РАЗДЕЛ 1. А СТОИЛО БЫ ВЫБРАТЬ

 Времена не выбирают, как мудро заметил поэт Александр Кушнер. Нельзя с ним не согласиться, потому что нас никто и никогда не спрашивал на тему: чего изволите-с? Нет, Хронос, государство, правящие классы (и кто там еще) просто-напросто брали нас за воротники, и швыряли в топку событий. Возражать этой камарилье было бесполезно, поддакивать тоже не имело особого смысла. Приходилось просто-напросто приспосабливаться. Сплошной оппортунизм и конформизм, скажете вы, и будете не правы. Попробуйте побыть бескомпромиссными во всем хотя бы пару дней! Похороны, разумеется, за свой счет, да ведь на этом дело может и не кончиться. Таких принципиальных и на том свете не очень-то жалуют. В Раю полагается быть смиренным, а в Аду – дисциплинированным. Так что и там не дадут особенно разгуляться в плане отстаивания своих гордых убеждений. Не верите, – можете проверить каждое из моих утверждений на практике. Кишка тонка? Ладно уж, пошутил! Очень мне надо кого-то призывать к суициду!
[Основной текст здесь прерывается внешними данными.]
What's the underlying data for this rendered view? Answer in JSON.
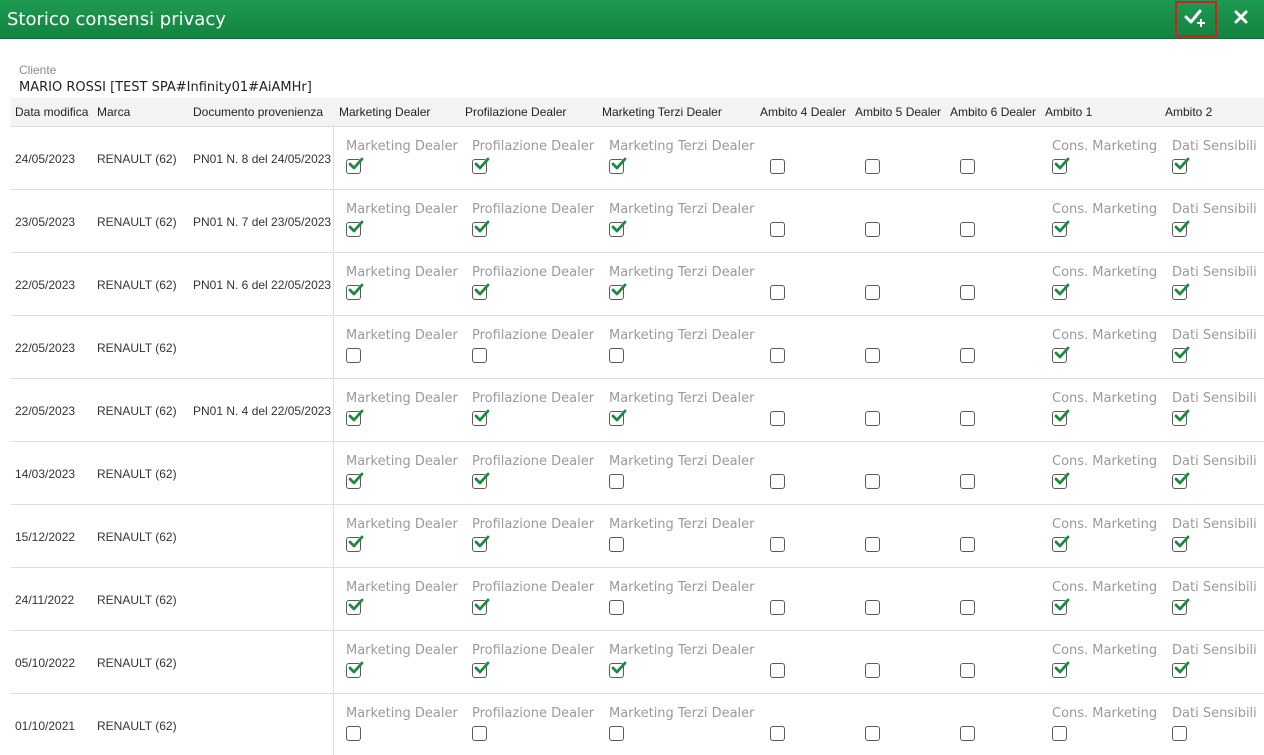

 Тем не менее, довелось вашему покорному слуге постоянно попадать в эпохи и ситуации, в которые лучше бы помещать тех, кого не жалко, - например, рецидивистов или конокрадов, маньяков или карточных шулеров. Так было в прошлом, так оно, похоже, и сейчас. Не дали выбрать, сукины дети, эпоху, достойную таких орлов, как мы с вами. Загнали почему-то нас туда, где впору времени кончаться, а Истории прекращать свое бессмысленное течение. Интересно, за что? Впрочем, Богу, наверное, виднее… но, раз уж угораздило, приходилось как-то выживать. Для начала все, или почти все, выжили из ума, а потом стали выживать со свету супостатов, разного рода вредителей, но, заодно, и соседей, родственников… так увлеклись процедурой истребления всего хорошего в себе и всего живого на планете, что, кажется, добились в том значительных успехов, можно сказать, - преуспели. Действовали субъекты как будто бы каждый сам по себе, но, в то же время, удивительно слаженно, можно даже сказать – синхронно. Да что там индивидуумы, – целые этносы и даже государства увлеклись этими странными играми. И, в конце концов, доигрались.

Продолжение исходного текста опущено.